The process is based on the creation of a testing environment in which all mechanical, hydraulic, pneumatic and electrical components of the control systems are connected into a digital factory. This simulation scenario allows processes to be optimised and faults in the functional sequence to be identified and corrected prior to the installation on site. The result: all automation sequences have been tested and approved before the new plant goes live.
The control equipment is commissioned in a virtual environment at a very early stage of the project—in parallel with the manufacture and assembly of the machinery. This means no testing and fine-tuning of the control software under time pressure, as is very often the case when these activities take place during the real commissioning. Therefore the commissioning activities on site can concentrate on the signal and field level.
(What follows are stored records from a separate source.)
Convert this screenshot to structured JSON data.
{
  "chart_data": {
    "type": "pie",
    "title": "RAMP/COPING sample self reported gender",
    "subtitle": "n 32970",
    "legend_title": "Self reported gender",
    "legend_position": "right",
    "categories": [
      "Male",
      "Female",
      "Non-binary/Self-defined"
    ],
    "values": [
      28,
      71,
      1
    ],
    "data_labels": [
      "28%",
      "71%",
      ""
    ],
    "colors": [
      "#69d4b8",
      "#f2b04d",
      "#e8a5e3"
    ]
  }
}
Moreover, the virtual approach often results in a shorter ramp-up phase, as there will be fewer failures and plant standstills.
Friedhelm Bösche, head of software development at Küttner Automation, said that virtual commissioning is offered as an option for modernisation projects. “Simulating the preliminary commissioning involves some effort in the beginning. But this pays off later on in the form of major time savings. We know from a great number of projects that the time needed to commission the real systems can be cut by up to 75 percent when the software has been pre-tested in a virtual commissioning scenario.”
A Recent Example
The group recently modernised the automation of the iron ore blending unit at the sinter plant of voestalpine steel division in Austria, supplying the process automation that previously underwent the virtual commissioning.
During this phase the Austrian steelmaker gained full confidence about the reliability of the process technology. Plant operators of the voestalpine steel division were involved in the virtual testing at an early stage as a precondition of a very short commissioning phase later on. As a result the very tight time frame of only twenty hours for the on-site commissioning was aligned.